Crystals are configurations of atoms, molecules or ions ordered in a structure that repeats itself in all directions. Examples include ordinary salt, diamonds and snowflakes. Certain crystals show very interesting properties at the nanoscale. There, we enter the world of nanocrystals, structures that are extremely useful in constructing technological applications at tiny scales.
Perovskites, named after the 19th century Russian mineralogist Lev Perovski, form a particular family of materials that all share the same crystal structure. These perovskites have many desirable electronic properties, making them useful for constructing LEDs, TV screens, solar cells and lasers. For this reason, perovskites have been studied extensively by physicists in recent years.
When semiconductors – in solar cells, for example – convert the energy of light into electricity, this usually occurs one particle at a time. A single infalling photon results in a single excited electron (and the corresponding ‘hole’ where the electron used to be) that can carry an electrical current. However, in certain materials, if the infalling light is energetic enough, further electron-hole pairs can be excited as a result; this process is known as carrier multiplication.
When carrier multiplication occurs, the conversion from light into electricity can become much more efficient. For example, in ordinary solar cells, there is a theoretical limit (the so-called Shockley-Queisser limit) on the amount of energy that can be converted—at most, a little over 33 percent of the solar power gets turned into electrical power. In semiconductor nanocrystals under the carrier multiplication effect, however, a maximum efficiency of up to 44 percent is predicted.

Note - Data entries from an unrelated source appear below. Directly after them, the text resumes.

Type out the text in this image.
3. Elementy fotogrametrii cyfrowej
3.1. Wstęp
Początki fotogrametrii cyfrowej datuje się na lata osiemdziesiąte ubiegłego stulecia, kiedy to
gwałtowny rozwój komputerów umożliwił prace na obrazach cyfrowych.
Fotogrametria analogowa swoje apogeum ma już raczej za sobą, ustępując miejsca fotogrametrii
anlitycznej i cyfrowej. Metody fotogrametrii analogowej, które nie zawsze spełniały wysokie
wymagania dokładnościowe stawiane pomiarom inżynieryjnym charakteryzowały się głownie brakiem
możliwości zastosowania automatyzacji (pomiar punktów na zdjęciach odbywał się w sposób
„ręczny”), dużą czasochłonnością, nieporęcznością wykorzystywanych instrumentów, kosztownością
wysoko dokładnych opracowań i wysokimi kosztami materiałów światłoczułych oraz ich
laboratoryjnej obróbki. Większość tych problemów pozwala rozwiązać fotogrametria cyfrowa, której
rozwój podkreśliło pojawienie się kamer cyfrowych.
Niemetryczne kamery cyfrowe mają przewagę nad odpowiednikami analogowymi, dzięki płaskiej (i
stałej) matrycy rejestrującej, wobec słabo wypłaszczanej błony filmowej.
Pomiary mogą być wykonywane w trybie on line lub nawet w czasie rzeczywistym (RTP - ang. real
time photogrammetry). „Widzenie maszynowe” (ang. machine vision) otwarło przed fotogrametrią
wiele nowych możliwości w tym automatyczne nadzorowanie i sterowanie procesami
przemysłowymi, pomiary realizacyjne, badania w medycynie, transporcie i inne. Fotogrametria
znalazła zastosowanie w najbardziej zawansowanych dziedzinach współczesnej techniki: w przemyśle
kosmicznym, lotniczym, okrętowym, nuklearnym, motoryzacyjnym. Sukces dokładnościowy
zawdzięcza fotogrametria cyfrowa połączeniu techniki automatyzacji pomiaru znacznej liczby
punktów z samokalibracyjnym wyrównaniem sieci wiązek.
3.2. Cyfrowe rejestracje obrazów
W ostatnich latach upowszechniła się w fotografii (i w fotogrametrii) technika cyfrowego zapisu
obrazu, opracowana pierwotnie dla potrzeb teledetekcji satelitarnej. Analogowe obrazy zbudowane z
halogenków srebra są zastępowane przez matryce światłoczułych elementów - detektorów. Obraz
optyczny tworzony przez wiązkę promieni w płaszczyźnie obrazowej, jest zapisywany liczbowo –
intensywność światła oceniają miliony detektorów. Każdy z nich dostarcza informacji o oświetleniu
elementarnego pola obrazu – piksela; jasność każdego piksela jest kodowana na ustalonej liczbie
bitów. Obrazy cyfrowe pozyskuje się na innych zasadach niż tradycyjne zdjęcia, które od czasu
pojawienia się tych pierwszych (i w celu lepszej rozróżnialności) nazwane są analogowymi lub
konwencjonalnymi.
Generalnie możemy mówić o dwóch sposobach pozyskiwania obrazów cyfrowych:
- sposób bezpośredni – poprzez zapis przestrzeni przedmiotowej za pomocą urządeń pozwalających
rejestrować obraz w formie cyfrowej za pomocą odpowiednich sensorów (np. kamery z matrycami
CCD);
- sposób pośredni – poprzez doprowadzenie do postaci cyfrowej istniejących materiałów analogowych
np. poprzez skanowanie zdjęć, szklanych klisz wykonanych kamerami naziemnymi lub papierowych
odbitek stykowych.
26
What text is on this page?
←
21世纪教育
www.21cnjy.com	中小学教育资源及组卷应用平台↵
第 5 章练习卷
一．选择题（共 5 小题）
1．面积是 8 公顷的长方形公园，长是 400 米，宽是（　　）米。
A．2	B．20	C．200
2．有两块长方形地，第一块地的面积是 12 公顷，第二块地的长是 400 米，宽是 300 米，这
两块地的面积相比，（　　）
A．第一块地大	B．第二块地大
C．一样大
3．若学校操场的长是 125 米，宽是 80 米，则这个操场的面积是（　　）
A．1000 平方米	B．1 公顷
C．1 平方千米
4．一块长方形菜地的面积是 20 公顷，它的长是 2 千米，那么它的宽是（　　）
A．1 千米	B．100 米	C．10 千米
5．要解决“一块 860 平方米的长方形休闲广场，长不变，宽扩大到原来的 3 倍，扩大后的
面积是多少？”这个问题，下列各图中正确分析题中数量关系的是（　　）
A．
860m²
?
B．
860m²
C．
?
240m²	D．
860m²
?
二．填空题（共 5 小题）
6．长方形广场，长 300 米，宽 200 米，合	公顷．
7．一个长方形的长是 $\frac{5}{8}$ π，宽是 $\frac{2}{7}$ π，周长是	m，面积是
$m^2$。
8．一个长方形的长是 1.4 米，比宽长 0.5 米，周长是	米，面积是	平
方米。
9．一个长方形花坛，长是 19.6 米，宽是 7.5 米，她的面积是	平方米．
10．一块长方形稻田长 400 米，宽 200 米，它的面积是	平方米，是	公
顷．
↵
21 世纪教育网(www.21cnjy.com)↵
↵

Thus, researchers have sought the carrier multiplication effect in perovskites. Now, de Weerd, Gomez and Gregorkiewicz, along with their collaborators, report this phenomenon. Using spectroscopy methods, the researchers showed that perovskite nanocrystals made out of cesium, lead and iodine display carrier multiplication. Moreover, they argue that the efficiency of this effect is higher than reported thus far for any other material; with this finding, the extraordinary properties of perovskites receive a new boost.
De Weerd, who successfully defended her Ph.D. thesis based on this and other research last week, says, “Until now, carrier multiplication had not been reported for perovskites. That we have now found it is of great fundamental impact on this upcoming material. For example, this shows that perovskite nanocrystals can be used to construct very efficient photodetectors, and in the future perhaps solar cells.”